Tallos leñosos: lilas (Syringa vulgaris), hortensias (Hydrangea macrophylla), ramas floridas. Aquí sí conviene hacer una hendidura vertical de dos centímetros en la base, además del corte en bisel. La hortensia, además, absorbe agua por los pétalos: si se mustia, sumérgela entera boca abajo veinte minutos y revive.
Tallos con látex: amapolas (Papaver), euforbias (Euphorbia). Sangran una savia lechosa que sella el corte y es irritante para la piel. Se cauteriza el extremo diez segundos en agua hirviendo o con una llama, y después al jarrón.
Gerberas (Gerbera jamesonii). Tallo hueco y blando que se dobla con facilidad y que se pudre pronto. Poca agua en el jarrón, tres o cuatro centímetros, y cambio diario.
Crisantemos (Chrysanthemum) y alstroemerias (Alstroemeria). Son los maratonianos del ramo: con agua limpia aguantan tres semanas sin esfuerzo. Si un ramo mezclado se te queda a medias, suelen ser lo único que sigue en pie.
Boca de dragón (Antirrhinum majus) y gladiolos (Gladiolus). Las espigas se curvan hacia arriba si el jarrón se inclina o si el ramo se deja tumbado. Consérvalos siempre en vertical.
Azucenas (Lilium). Quítales las anteras con los dedos o con unas tijeras en cuanto se abran: el polen mancha los pétalos, la ropa y los muebles de forma casi indeleble, y además el lirio abierto envejece antes con las anteras puestas.
Errores frecuentes que acortan un ramo
Dejar el celofán y la goma. El envoltorio de floristería sirve para el transporte, no para el jarrón. Comprime los tallos, retiene humedad y favorece la podredumbre.
Poner el ramo entero con la atadura del florista. Un ramo demasiado apretado no ventila y las flores del centro se pudren primero. Dale espacio.
Usar agua destilada o hervida por creer que es más "pura". No hace falta; el agua del grifo va bien. Si tu agua es muy dura, deja reposar la jarra unas horas antes de usarla.
Rellenar en lugar de vaciar. Repetido a propósito, porque es el fallo más común de todos.
Comprar el ramo ya abierto del todo. Si vas a elegir tú, busca botones que empiecen a mostrar color y con las hojas firmes y verdes. Una rosa completamente abierta en la floristería ya ha gastado media vida. Y comprueba el agua del cubo: si está turbia, las flores ya vienen con los vasos comprometidos.

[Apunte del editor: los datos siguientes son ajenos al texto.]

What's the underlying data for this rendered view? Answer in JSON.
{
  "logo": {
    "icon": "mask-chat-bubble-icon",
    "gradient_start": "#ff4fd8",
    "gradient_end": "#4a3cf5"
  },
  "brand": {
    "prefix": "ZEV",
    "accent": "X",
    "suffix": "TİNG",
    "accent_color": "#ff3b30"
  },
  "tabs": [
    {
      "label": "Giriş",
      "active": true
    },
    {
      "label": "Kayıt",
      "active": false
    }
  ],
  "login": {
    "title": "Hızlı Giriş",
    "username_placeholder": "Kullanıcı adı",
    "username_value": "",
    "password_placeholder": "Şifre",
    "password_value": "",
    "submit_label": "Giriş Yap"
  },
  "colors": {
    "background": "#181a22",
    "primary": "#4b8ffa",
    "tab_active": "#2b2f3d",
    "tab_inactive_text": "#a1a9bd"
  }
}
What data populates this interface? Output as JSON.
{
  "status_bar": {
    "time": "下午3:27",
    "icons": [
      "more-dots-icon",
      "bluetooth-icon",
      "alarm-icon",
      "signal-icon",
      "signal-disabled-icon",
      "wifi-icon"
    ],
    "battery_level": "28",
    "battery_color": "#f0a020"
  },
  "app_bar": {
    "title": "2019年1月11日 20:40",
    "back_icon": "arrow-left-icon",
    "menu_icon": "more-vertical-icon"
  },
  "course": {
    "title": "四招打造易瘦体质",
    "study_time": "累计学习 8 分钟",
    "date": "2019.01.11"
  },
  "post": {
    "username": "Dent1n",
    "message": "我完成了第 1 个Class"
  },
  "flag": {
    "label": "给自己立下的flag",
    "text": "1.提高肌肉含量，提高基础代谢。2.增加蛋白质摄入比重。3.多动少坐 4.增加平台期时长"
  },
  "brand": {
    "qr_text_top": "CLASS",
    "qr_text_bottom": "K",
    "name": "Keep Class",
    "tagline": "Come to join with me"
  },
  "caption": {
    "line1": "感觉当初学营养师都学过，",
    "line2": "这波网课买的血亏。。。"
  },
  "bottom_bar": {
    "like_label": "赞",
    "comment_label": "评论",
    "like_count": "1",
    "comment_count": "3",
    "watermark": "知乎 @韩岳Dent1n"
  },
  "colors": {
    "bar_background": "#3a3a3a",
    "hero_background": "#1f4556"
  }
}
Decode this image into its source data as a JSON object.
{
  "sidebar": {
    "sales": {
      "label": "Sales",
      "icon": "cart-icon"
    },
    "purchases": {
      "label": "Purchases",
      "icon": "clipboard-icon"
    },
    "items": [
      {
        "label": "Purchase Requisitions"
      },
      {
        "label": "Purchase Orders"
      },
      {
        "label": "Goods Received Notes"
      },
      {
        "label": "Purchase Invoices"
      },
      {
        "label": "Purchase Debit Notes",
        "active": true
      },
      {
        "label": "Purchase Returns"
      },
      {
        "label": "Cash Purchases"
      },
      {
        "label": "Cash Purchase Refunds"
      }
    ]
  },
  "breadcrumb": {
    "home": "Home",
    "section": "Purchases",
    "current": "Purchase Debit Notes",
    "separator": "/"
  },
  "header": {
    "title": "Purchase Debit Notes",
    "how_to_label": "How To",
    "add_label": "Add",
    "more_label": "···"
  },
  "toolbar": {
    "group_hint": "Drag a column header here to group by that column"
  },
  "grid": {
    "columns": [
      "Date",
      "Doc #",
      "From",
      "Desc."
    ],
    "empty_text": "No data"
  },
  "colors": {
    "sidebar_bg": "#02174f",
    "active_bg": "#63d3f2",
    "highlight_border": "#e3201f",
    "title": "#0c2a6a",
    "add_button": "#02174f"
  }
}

Cuando el ramo llega a su fin
Algunas especies admiten una segunda vida en seco. Las que mejor se comportan son las que ya tienen poca agua en el pétalo: estatice (Limonium sinuatum), Gypsophila paniculata, lavanda, hortensia, cardo azul (Eryngium) y algunas rosas de pétalo grueso. El método es siempre el mismo: colgar los ramilletes boca abajo, sueltos, en un lugar oscuro, seco y ventilado durante dos o tres semanas. La oscuridad conserva el color; la ventilación evita el moho; el boca abajo mantiene el tallo recto. La hortensia es la excepción útil: se seca mejor dejándola en el propio jarrón con dos dedos de agua hasta que el agua se consuma sola.
En resumen
La vida de un ramo se decide en tres frentes: que el agua pueda subir por el tallo, que no haya bacterias que lo taponen y que la flor gaste lo menos posible. De ahí sale todo lo demás. Deshoja lo que quede sumergido, corta en bisel bajo el agua con una hoja afilada, usa el conservante o su equivalente casero con azúcar, limón y unas gotas de lejía, cambia el agua entera cada dos días recortando un poco el tallo, y coloca el jarrón lejos del sol, del frutero y de las corrientes. Añade las particularidades de cada especie —el mucílago del narciso, el tallo hueco de la gerbera, la hendidura en los leñosos, las anteras del lirio— y un ramo corriente pasa de cinco días a diez o doce. No hay ningún truco milagroso detrás; solo constancia con el agua.